The POMs are the primary source of information Social Security and its employees use to process claims. The public version of the POMs is identical to the version used by SSA employees:

Other Exempt Assets

Total of 40 SSI Resource Exclusions (POMS SI 01130.050) including:

  • Home replacement funds – proceeds of the sale of the home exempt for up to 3 months if used to buy another exempt home (POMS SI 01130.110)
  • Household items such as furniture, appliances, computers, tv, carpet, cookware, and dishes (20 CFR §§416.1210(b), 416.1216(a), POMS SI 01130.430)
  • Personal effects, including jewelry, pets, musical instruments, hobby materials, and items of cultural significance (20 CFR §§416.1210(b), 416.1216(b); POMS SI 01130.430)
  • Life insurance less than $1,500 – calculation depends on a variety of facts (20 CFR §416.1230; POMS SI 01130.300)
  • Grants, scholarships, and fellowships (for up to 9 months) (POMS SI 01130.455)
  • Burial funds and Burial Insurance, including contracts, trusts, and other burial arrangements, if irrevocable, any amount, if revocable up to $1500 (20 CFR §416.1230, 416.1231(b)(8), POMS SI 01130.410)
  • Burial spaces include plot, vaults, gravesite, urn, niche, and crypt. (20 CFR §416.1231(a), POMS SI 01130.400

SSDI and SSI are not the same?

People need clarification about what public benefits they receive for several reasons.
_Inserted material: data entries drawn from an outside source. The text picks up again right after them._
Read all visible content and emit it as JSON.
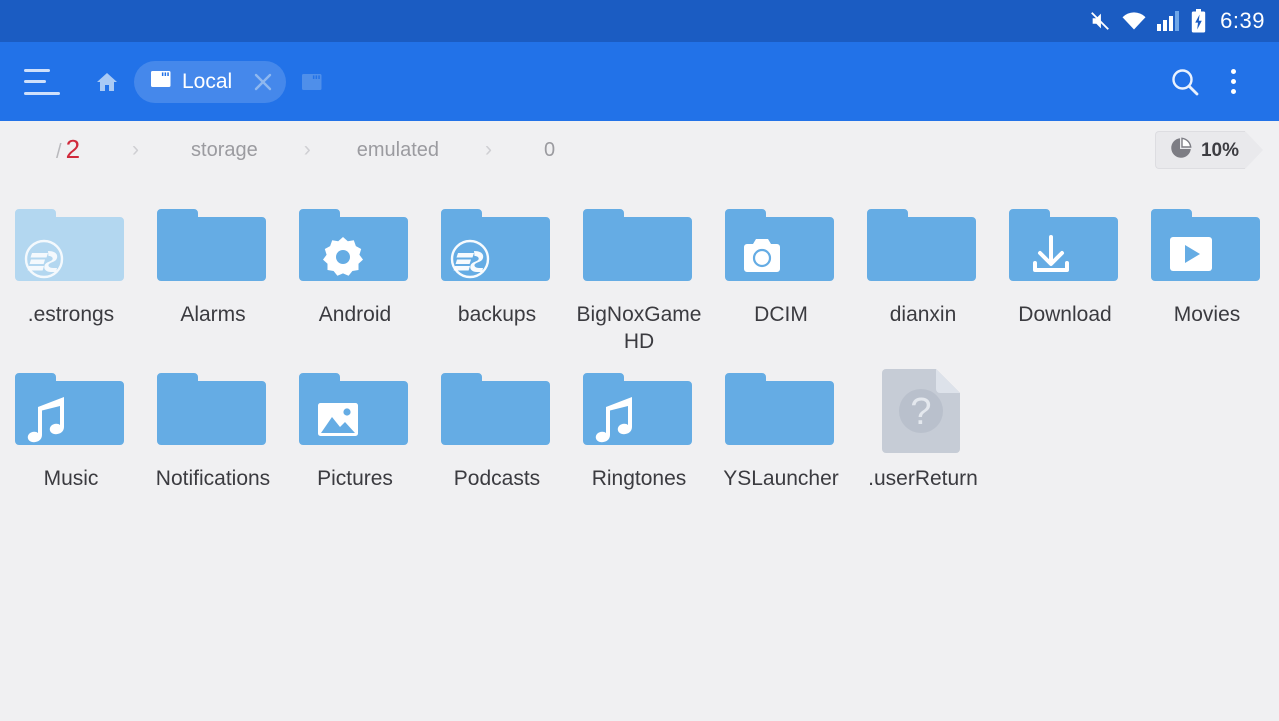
{
  "statusbar": {
    "time": "6:39",
    "icons": [
      "mute-icon",
      "wifi-icon",
      "signal-icon",
      "battery-charging-icon"
    ]
  },
  "toolbar": {
    "menu_icon": "hamburger-menu-icon",
    "home_icon": "home-icon",
    "tab": {
      "icon": "sdcard-icon",
      "label": "Local",
      "close_icon": "close-icon"
    },
    "new_tab_icon": "new-tab-icon",
    "search_icon": "search-icon",
    "overflow_icon": "more-vertical-icon",
    "accent_color": "#2272e8",
    "statusbar_color": "#1b5cc2"
  },
  "breadcrumb": {
    "root_slash": "/",
    "root_count": "2",
    "separator": "›",
    "items": [
      "storage",
      "emulated",
      "0"
    ]
  },
  "storage": {
    "icon": "pie-chart-icon",
    "percent": "10%"
  },
  "grid": {
    "folder_color": "#65ace4",
    "items": [
      {
        "name": ".estrongs",
        "type": "folder",
        "badge": "es-logo-icon",
        "hidden": true
      },
      {
        "name": "Alarms",
        "type": "folder",
        "badge": null,
        "hidden": false
      },
      {
        "name": "Android",
        "type": "folder",
        "badge": "gear-icon",
        "hidden": false
      },
      {
        "name": "backups",
        "type": "folder",
        "badge": "es-logo-icon",
        "hidden": false
      },
      {
        "name": "BigNoxGameHD",
        "type": "folder",
        "badge": null,
        "hidden": false
      },
      {
        "name": "DCIM",
        "type": "folder",
        "badge": "camera-icon",
        "hidden": false
      },
      {
        "name": "dianxin",
        "type": "folder",
        "badge": null,
        "hidden": false
      },
      {
        "name": "Download",
        "type": "folder",
        "badge": "download-icon",
        "hidden": false
      },
      {
        "name": "Movies",
        "type": "folder",
        "badge": "play-icon",
        "hidden": false
      },
      {
        "name": "Music",
        "type": "folder",
        "badge": "music-note-icon",
        "hidden": false
      },
      {
        "name": "Notifications",
        "type": "folder",
        "badge": null,
        "hidden": false
      },
      {
        "name": "Pictures",
        "type": "folder",
        "badge": "image-icon",
        "hidden": false
      },
      {
        "name": "Podcasts",
        "type": "folder",
        "badge": null,
        "hidden": false
      },
      {
        "name": "Ringtones",
        "type": "folder",
        "badge": "music-note-icon",
        "hidden": false
      },
      {
        "name": "YSLauncher",
        "type": "folder",
        "badge": null,
        "hidden": false
      },
      {
        "name": ".userReturn",
        "type": "file",
        "badge": "question-mark-icon",
        "hidden": true
      }
    ]
  }
}
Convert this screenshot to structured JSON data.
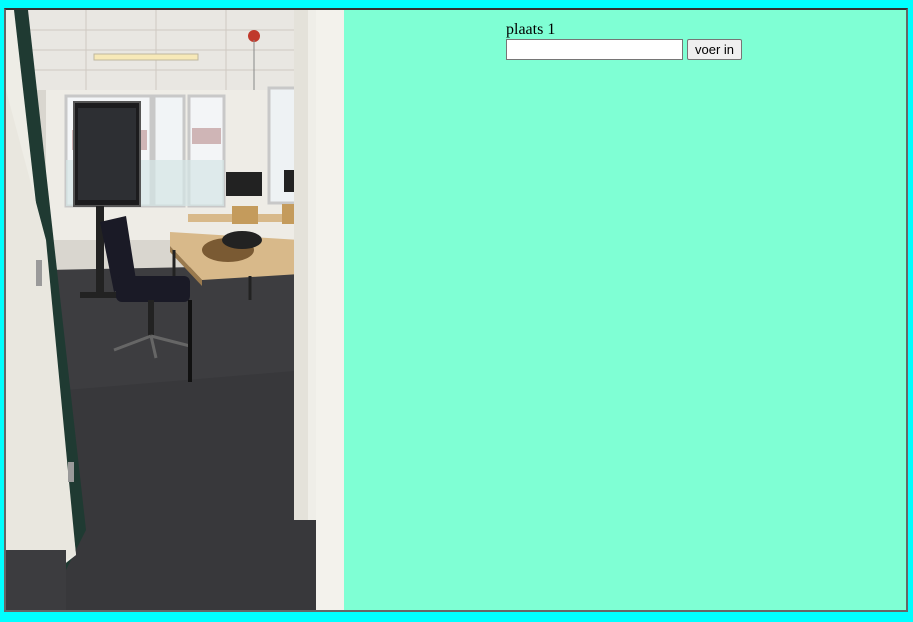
{
  "form": {
    "label": "plaats 1",
    "input_value": "",
    "input_placeholder": "",
    "submit_label": "voer in"
  },
  "colors": {
    "outer_background": "#00ffff",
    "content_background": "#7fffd4"
  }
}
The SSA administers SSI and SSDI and checks from the same place. The Centers for Medicaid and Medicare Services (CMS) administers and pays for Medicaid and Medicare.

SSI arrives on the first of every third of every month. The benefit amount in most states for 2023 is $914, which is the federal benefit rate(FBR). This rate is adjusted annually. The actual amount can vary as some states subsidize SSI.